About Adrienne Ward

I was raised in the Bronx, NYC – first in a 1-bedroom apartment in the middle of the Bronx, and then in Riverdale, on a large estate facing the river. My grandparents had worked there for many years, so they were willed a life estate in the little laundry cottage. As they grew older, their children took turns living with them, so in 1950 it was my dad’s turn. I wandered the woods, swam in the Hudson, and developed my constant addiction to wild places.

I attended public school, and in eighth grade took the tests for NYC’s specialized high schools. I was accepted at Bronx High School of Science and at Hunter College High School. I chose Hunter because it was all girls, and it was a simpler commute.

After high school, I had a NYS Regents scholarship but no other money. So I went to Hunter College, Bronx campus. Somehow I discovered MIOCA (Metropolitan Intercollegiate Outing Clubs Association) which ran many hiking and camping trips with other college outing clubs. There I met people from RPI, MIT, Smith, Queens, CCNY, and lots of other colleges. Lifelong friendships resulted from these trips, to Lake George, to the Adirondacks, to the Shawangunks, and eventually to the Tetons. In 1959 I first climbed the Grand, and knew I wanted to live with these mountains.

After college, I first worked as a draftsman, and then as an elementary school teacher to help put my husband, Ron Brown, through grad school. We moved to Hanover, New Hampshire where he was enrolled at Thayer School of Engineering, at Dartmouth. However, after one year they took his grad stipend away and we could not afford the tuition. Subsequently he concentrated on aviation (flight instruction) as a career and I continued to teach. But this gave me the summers off, to climb in the West. Ron found flying work in the area in summers. We climbed and camped all over the Rockies, every summer, from 1960 right up to the year he died (1989).

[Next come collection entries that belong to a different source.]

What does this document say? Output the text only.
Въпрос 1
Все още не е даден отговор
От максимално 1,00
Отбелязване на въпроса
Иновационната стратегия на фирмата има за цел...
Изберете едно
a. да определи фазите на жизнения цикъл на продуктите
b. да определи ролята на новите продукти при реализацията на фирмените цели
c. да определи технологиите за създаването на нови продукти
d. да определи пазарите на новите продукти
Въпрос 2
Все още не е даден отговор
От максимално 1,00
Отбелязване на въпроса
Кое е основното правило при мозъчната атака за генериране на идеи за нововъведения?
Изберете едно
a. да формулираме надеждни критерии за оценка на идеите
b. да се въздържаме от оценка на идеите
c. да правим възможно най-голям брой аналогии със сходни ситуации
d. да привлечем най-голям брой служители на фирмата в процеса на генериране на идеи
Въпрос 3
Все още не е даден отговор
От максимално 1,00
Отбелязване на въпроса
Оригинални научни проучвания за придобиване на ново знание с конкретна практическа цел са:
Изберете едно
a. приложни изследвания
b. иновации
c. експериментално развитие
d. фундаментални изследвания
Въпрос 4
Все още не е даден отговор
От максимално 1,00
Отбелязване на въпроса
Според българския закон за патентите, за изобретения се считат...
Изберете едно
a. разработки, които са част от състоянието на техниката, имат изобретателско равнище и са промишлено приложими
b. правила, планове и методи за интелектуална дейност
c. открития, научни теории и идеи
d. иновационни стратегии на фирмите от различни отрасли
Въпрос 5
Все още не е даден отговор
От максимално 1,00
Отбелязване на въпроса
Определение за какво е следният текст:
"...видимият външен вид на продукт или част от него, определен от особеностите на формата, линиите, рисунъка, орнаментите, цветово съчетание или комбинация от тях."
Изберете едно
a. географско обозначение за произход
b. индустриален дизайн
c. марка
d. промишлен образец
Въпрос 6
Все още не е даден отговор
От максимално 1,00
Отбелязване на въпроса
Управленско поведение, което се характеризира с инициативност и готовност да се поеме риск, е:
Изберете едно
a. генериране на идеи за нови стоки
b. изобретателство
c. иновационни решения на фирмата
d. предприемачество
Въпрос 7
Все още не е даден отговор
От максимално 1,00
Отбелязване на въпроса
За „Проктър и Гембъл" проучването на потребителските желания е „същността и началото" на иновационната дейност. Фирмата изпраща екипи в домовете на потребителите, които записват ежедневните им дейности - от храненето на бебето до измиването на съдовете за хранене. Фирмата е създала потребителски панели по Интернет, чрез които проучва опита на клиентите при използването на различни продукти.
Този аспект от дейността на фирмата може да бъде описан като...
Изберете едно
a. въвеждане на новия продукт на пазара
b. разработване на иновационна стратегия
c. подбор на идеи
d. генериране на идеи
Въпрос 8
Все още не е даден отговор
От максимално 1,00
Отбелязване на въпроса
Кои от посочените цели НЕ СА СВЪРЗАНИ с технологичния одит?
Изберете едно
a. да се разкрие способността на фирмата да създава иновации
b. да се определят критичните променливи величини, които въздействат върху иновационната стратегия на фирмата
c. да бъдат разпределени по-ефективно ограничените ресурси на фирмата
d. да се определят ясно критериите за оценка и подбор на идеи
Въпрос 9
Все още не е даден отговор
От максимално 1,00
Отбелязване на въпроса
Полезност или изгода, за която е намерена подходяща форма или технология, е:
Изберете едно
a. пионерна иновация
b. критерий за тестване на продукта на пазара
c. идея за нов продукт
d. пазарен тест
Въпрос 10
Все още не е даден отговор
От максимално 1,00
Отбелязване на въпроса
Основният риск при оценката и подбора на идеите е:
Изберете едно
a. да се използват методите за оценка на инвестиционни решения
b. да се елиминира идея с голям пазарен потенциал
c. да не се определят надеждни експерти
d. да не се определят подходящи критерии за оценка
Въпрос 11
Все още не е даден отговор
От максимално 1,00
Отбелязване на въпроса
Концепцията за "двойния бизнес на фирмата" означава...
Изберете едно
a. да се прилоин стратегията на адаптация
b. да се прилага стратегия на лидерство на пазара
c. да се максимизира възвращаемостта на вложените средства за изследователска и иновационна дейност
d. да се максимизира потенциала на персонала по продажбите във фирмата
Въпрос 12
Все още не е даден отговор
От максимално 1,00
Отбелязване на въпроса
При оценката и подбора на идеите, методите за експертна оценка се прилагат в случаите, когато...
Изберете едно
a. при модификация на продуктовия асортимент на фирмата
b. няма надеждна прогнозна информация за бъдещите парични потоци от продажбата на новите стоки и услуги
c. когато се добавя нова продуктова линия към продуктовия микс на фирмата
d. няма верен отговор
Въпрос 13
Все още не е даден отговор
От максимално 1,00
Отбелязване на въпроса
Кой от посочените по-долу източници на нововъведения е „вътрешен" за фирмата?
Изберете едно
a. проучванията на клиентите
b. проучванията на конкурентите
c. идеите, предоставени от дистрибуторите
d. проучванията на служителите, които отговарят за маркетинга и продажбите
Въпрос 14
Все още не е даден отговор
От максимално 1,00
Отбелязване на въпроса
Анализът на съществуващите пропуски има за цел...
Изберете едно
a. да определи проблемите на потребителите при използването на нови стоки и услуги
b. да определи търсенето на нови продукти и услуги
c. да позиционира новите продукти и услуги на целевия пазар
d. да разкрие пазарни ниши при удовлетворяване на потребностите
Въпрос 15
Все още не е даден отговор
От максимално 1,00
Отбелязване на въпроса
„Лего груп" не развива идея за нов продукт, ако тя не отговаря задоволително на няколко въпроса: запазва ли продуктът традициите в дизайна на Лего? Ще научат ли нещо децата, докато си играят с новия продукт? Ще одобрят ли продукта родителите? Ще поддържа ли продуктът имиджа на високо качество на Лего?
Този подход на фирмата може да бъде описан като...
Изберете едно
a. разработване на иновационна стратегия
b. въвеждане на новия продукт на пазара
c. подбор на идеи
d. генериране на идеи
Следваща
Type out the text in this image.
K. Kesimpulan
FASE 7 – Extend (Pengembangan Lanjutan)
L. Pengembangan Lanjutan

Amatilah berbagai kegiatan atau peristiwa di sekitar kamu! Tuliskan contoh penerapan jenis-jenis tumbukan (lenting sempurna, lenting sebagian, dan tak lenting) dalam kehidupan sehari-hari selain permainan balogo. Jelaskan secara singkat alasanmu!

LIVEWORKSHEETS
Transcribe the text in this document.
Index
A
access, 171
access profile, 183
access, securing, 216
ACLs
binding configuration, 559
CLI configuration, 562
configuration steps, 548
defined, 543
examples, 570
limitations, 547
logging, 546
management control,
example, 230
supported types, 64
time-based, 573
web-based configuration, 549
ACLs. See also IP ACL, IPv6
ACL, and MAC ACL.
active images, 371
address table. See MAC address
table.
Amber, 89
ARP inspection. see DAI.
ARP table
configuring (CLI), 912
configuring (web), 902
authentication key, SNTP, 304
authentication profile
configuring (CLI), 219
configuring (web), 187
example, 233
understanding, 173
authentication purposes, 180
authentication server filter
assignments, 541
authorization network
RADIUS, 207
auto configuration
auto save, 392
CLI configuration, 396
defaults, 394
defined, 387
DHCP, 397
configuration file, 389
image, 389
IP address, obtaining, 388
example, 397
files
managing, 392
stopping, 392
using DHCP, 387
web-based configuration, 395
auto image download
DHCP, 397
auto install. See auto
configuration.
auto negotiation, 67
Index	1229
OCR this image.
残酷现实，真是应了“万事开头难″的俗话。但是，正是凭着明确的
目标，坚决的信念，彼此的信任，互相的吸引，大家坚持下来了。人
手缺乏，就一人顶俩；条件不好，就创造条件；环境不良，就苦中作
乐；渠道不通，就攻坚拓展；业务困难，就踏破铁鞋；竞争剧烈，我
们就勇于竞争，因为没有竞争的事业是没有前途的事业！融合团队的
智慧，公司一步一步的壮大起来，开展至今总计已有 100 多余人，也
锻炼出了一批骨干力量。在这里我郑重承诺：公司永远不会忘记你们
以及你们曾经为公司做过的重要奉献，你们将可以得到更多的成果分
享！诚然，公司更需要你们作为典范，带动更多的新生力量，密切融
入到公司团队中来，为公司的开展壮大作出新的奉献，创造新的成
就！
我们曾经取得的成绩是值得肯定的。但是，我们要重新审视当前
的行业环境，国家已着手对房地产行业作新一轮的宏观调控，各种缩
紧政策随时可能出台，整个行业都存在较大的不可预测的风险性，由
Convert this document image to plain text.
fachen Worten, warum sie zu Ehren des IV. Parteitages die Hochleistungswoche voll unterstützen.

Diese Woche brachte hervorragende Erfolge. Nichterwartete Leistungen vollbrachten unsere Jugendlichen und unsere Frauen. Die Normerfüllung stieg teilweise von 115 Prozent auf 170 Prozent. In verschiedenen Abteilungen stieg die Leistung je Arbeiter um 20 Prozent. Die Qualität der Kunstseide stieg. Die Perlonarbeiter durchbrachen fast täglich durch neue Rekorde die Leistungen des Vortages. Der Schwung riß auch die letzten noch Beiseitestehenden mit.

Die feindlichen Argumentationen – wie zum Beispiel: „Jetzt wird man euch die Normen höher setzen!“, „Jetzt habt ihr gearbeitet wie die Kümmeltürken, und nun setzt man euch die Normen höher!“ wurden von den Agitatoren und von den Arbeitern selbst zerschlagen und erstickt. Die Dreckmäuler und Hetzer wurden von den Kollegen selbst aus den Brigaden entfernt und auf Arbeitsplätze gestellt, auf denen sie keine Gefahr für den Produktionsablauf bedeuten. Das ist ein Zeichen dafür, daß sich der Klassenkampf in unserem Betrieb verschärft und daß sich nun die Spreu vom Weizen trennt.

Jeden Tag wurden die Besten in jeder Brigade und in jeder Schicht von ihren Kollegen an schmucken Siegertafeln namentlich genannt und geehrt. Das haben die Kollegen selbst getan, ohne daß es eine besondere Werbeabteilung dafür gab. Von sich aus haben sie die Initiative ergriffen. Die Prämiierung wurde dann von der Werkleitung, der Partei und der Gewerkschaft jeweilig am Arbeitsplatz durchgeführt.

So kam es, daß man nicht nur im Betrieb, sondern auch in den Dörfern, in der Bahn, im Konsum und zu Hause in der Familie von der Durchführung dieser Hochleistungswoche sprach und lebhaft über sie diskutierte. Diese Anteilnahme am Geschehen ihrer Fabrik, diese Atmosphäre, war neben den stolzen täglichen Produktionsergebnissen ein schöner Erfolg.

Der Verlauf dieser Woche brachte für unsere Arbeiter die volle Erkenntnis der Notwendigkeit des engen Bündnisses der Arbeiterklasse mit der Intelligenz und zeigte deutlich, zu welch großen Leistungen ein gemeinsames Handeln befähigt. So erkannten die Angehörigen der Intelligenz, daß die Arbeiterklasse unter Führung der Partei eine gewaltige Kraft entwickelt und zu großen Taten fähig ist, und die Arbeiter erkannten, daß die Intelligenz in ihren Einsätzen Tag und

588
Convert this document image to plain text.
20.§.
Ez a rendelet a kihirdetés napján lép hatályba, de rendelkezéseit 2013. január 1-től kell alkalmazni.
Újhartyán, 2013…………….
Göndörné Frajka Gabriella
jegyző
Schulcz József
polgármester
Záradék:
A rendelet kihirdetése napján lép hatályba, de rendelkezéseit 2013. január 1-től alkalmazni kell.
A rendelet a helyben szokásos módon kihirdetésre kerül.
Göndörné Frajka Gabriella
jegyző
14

After that, I worked a few more years, and then had enough money to buy a small house in Jackson, where I lived, still hiking and climbing and eventually whitewater river running. I started singing with the Hoot in 1993. I met Peter Ward in 1995. We married, at Transfiguration Chapel, in 1996, and continued to run rivers, he in raft or canoe, me in solo canoe. Before he was able to retire from the USGS, we lived in California and Washington DC for a while, but we knew we wanted to come back to Jackson. We bought our current house in 1998. For the next ten years we averaged two months a year on rivers in the West. We don’t do many rivers anymore, but we both sing at the Hoot relatively regularly. I write songs, read books, and try to grow tomatoes. Peter hikes, writes and researches climate change, and enjoys his children and grandchildren. It is a good life.